Sheep's heart reconstructed in 3-D

Jan. 17, 2013
Researchers at the School of Physics and Astronomy at Manchester University (Manchester, UK) have built a computational model of an anatomically correct sheep's heart.

Researchers at the School of Physics and Astronomy at Manchester University (Manchester, UK) have built a computational model of an anatomically correct sheep's heart.

It was made by taking a series of very thin slices of the heart, imaging them in 2-D and then using a computer program to render them into a 3-D model.

The reconstruction includes details of the complex fiber structure of the tissue, and the segmentation of the upper chambers of the heart into known distinctive atrial regions. Single-cell models that take into account information about the electrical activity in different atrial parts of regions the heart were then incorporated into the model.

Professor Henggui Zhang created the model to investigate the medical condition known as atrial fibrillation (AF).

Professor Zhang and his team focused on the pulmonary vein which is a common area that initially triggers AF. They simulated erratic electrical waves passing through the vein and the surrounding atrial tissue, and then studied the impact this had on the rest of the heart.

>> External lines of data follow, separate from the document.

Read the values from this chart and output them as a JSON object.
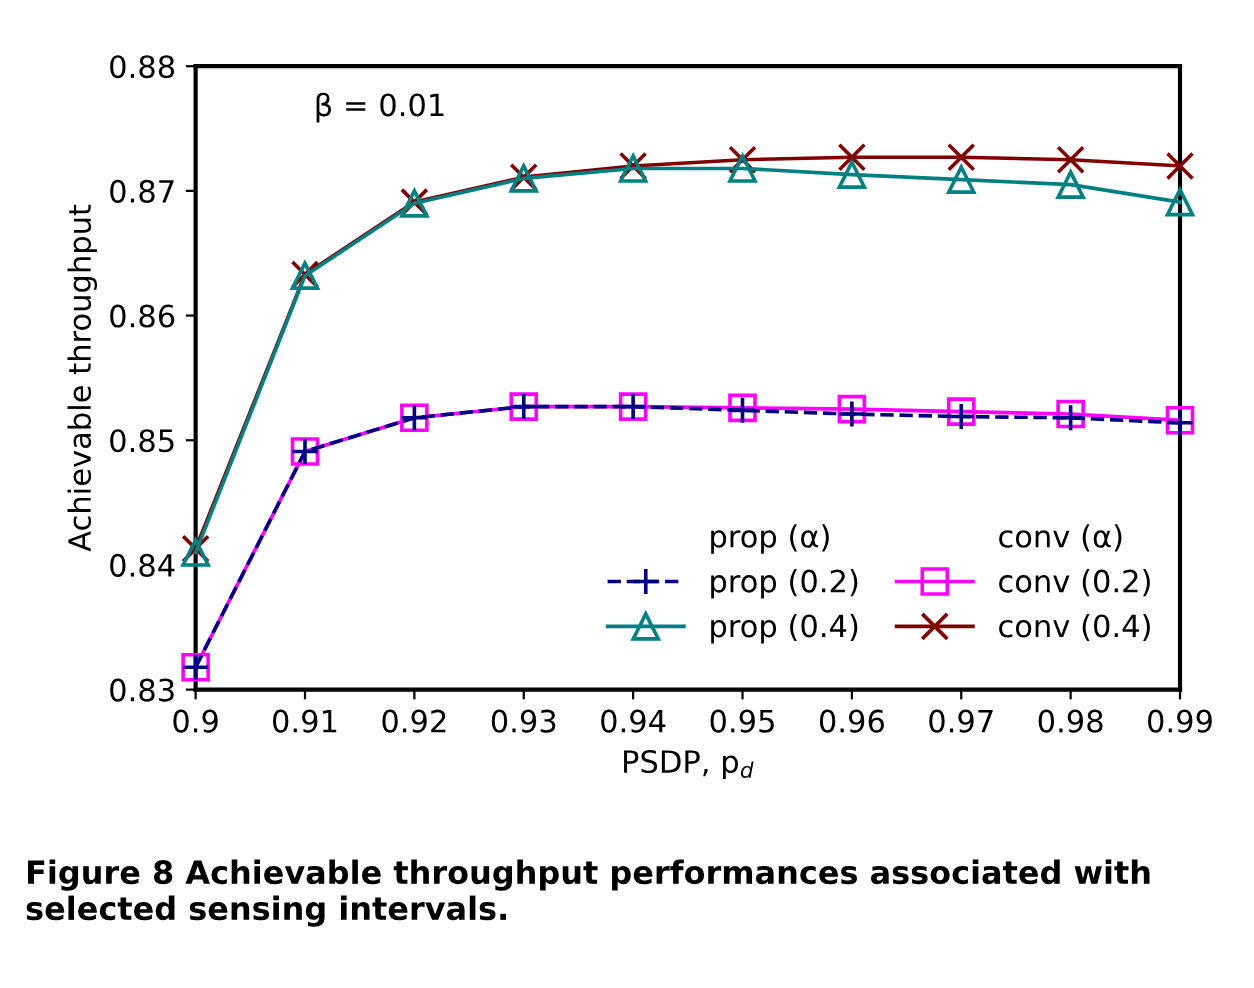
{
  "chart_data": {
    "type": "line",
    "xlabel": "PSDP, p$_{d}$",
    "ylabel": "Achievable throughput",
    "x": [
      0.9,
      0.91,
      0.92,
      0.93,
      0.94,
      0.95,
      0.96,
      0.97,
      0.98,
      0.99
    ],
    "xlim": [
      0.9,
      0.99
    ],
    "xticks": [
      0.9,
      0.91,
      0.92,
      0.93,
      0.94,
      0.95,
      0.96,
      0.97,
      0.98,
      0.99
    ],
    "ylim": [
      0.83,
      0.88
    ],
    "yticks": [
      0.83,
      0.84,
      0.85,
      0.86,
      0.87,
      0.88
    ],
    "grid": false,
    "legend": "bottom right",
    "series": [
      {
        "name": "prop (0.2)",
        "color": "#000080",
        "marker": "plus",
        "line_style": "dashed",
        "values": [
          0.8318,
          0.8491,
          0.8518,
          0.8527,
          0.8527,
          0.8524,
          0.8521,
          0.8519,
          0.8518,
          0.8514
        ]
      },
      {
        "name": "prop (0.4)",
        "color": "#008080",
        "marker": "triangle",
        "line_style": "solid",
        "values": [
          0.841,
          0.8632,
          0.869,
          0.871,
          0.8718,
          0.8718,
          0.8713,
          0.8709,
          0.8705,
          0.8691
        ]
      },
      {
        "name": "conv (0.2)",
        "color": "#ff00ff",
        "marker": "square",
        "line_style": "solid",
        "values": [
          0.8318,
          0.8491,
          0.8518,
          0.8527,
          0.8527,
          0.8526,
          0.8525,
          0.8523,
          0.8521,
          0.8516
        ]
      },
      {
        "name": "conv (0.4)",
        "color": "#800000",
        "marker": "cross",
        "line_style": "solid",
        "values": [
          0.8413,
          0.8633,
          0.8691,
          0.8711,
          0.872,
          0.8725,
          0.8727,
          0.8727,
          0.8725,
          0.872
        ]
      }
    ],
    "annotations": [
      "β = 0.01",
      "prop (α)",
      "conv (α)",
      "Figure 8 Achievable throughput performances associated with selected sensing intervals."
    ]
  }
}
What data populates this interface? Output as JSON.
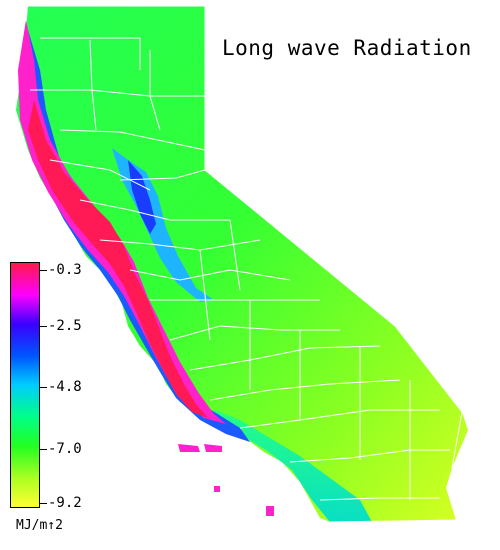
{
  "title": "Long wave Radiation",
  "legend": {
    "unit": "MJ/m↑2",
    "ticks": [
      "-0.3",
      "-2.5",
      "-4.8",
      "-7.0",
      "-9.2"
    ],
    "colors": [
      "#ff1a4a",
      "#ff00ff",
      "#3a00ff",
      "#0055ff",
      "#00ccff",
      "#00ff88",
      "#22ff22",
      "#aaff22",
      "#ffff33"
    ]
  },
  "map": {
    "region": "California",
    "boundary_color": "#ffffff"
  }
}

They discovered that regional differences in the electrical activity across the tissue of the heart -- known as electrical heterogeneity -- is key to the initiation of AF. The largest electrical difference was between the pulmonary vein and the left atrium which may go some way to explaining why the pulmonary vein region is a common source of irregular heartbeats.

The scientists also identified that the fiber structure of the heart plays an important role in the development of AF. There were directional variations in the conduction of electrical waves along and across the fibers known as anisotropy. The fiber structure in the left atrium is much more organized compared with the complex structures of the pulmonary vein region. The sudden variation in conduction at the junction between the left atrium and the pulmonary vein regions appeared to contribute to the development of AF.

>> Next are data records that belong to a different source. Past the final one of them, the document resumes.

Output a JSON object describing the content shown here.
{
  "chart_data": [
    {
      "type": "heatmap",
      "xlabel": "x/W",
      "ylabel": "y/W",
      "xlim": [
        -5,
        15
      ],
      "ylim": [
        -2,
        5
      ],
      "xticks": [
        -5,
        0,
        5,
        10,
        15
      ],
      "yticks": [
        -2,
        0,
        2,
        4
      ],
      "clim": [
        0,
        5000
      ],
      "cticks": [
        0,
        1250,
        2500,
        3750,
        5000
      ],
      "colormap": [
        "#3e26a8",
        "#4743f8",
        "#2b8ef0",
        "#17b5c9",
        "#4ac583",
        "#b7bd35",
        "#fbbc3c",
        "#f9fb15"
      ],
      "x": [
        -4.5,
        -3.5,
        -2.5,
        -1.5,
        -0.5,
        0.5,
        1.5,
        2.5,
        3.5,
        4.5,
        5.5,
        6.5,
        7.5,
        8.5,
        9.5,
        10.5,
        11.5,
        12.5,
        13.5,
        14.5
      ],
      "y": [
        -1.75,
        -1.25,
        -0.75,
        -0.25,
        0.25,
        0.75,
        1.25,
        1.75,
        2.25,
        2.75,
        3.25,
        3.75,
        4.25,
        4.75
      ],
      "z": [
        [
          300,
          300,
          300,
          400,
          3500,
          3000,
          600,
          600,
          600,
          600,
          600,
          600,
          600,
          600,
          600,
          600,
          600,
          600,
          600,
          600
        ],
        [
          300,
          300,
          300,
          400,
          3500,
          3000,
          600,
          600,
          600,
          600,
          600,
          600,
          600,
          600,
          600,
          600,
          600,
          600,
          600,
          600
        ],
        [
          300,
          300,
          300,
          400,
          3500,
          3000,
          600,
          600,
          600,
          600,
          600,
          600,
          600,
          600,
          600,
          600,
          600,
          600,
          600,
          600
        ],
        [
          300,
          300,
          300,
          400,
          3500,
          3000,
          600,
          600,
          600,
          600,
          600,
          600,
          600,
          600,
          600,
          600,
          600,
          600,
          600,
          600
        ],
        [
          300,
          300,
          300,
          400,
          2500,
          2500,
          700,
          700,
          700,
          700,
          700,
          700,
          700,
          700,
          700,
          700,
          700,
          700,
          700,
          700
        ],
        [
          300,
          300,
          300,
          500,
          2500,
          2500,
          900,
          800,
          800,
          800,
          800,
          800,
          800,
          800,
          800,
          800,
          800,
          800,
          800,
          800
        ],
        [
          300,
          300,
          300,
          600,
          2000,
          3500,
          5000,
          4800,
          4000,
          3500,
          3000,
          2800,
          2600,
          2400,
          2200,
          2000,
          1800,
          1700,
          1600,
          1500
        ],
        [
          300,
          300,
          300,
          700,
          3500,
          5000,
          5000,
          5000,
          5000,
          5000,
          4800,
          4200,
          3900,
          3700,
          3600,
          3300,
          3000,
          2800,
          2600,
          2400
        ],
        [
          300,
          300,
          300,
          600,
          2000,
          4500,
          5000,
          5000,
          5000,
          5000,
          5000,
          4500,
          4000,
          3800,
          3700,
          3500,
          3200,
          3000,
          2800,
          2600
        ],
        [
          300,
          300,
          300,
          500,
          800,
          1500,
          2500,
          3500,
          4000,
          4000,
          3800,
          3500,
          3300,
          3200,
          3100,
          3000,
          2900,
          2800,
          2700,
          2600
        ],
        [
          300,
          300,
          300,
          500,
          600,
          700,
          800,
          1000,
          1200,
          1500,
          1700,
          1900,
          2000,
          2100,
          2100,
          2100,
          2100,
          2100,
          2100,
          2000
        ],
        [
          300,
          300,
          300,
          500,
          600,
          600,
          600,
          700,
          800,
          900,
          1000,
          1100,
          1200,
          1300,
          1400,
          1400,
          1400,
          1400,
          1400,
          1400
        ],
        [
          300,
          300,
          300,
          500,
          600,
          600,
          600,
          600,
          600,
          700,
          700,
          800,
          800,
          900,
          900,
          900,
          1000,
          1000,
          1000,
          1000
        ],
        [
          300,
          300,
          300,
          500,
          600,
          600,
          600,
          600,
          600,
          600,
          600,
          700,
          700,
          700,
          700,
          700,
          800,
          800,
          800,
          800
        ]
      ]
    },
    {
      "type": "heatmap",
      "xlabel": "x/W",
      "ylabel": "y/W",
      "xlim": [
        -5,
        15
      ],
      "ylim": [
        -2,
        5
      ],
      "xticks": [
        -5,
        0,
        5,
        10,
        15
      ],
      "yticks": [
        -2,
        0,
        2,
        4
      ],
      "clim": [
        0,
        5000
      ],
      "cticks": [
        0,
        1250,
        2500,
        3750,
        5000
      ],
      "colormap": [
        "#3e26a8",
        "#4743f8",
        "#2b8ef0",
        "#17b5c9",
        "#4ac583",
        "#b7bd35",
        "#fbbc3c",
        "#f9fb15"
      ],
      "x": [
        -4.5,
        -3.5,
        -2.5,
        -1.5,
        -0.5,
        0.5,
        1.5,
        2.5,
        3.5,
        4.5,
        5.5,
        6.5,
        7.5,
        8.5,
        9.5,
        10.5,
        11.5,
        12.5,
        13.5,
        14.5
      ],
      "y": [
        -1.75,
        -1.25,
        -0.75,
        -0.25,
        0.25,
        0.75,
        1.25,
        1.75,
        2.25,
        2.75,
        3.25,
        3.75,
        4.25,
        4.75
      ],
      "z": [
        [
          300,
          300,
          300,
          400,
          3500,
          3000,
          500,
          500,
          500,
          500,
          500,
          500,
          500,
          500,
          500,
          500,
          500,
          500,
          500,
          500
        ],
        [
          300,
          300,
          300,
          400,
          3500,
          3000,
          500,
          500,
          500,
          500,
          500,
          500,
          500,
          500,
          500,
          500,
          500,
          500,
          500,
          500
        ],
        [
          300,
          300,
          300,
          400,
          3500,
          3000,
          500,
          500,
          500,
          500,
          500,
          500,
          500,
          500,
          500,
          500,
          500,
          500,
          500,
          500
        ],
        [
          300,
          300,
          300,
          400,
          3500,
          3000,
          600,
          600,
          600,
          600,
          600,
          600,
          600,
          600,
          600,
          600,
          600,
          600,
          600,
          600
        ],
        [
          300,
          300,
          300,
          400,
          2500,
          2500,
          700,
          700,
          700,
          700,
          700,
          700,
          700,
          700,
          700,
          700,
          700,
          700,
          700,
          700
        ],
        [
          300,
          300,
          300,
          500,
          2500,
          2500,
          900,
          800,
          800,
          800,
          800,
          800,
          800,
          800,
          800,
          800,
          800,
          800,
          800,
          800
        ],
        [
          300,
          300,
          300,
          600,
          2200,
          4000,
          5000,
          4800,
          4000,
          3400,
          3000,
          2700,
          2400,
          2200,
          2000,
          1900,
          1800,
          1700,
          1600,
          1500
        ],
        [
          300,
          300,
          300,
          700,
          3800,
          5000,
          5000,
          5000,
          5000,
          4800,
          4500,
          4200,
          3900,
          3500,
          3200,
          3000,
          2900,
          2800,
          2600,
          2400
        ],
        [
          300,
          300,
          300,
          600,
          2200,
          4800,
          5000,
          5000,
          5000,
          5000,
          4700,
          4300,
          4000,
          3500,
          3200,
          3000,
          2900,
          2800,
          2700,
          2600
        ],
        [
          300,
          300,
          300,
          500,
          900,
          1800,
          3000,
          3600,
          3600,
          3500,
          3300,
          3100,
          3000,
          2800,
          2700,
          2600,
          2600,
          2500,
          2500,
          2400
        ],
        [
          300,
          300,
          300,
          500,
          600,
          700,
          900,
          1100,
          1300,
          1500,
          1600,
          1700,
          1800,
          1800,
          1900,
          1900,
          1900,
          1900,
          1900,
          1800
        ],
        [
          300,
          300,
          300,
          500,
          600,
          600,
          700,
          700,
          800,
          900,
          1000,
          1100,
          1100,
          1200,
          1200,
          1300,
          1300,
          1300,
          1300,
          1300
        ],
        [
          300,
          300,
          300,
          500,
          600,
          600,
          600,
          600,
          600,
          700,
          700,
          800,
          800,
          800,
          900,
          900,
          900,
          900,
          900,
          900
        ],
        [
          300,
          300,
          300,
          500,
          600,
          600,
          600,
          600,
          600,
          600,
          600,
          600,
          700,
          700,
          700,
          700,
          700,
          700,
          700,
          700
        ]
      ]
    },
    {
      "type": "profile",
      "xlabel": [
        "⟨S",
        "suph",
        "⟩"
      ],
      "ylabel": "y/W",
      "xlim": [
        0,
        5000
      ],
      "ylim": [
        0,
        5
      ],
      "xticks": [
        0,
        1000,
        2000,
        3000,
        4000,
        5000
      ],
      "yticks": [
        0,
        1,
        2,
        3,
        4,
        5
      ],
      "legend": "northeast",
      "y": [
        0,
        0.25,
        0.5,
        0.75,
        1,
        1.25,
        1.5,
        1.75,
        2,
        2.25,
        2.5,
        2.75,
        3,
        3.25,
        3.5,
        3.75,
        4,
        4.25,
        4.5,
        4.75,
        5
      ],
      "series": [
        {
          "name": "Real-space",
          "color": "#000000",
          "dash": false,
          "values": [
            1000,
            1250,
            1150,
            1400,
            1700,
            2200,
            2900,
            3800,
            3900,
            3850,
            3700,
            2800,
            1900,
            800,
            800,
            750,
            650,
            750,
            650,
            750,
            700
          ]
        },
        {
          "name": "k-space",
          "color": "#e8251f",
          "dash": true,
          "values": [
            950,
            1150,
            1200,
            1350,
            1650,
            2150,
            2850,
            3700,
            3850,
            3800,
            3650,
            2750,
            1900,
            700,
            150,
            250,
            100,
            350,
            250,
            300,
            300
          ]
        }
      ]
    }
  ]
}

"We have identified the individual role of electrical heterogeneity and fiber structure in the initiation and development of AF. It has not previously been possible to study the contribution of the two separately but using our computational model we've been able to clearly see that both electrical heterogeneity and fiber structure need to be taken into consideration when treatment strategies for AF are being devised," says Professor Zhang.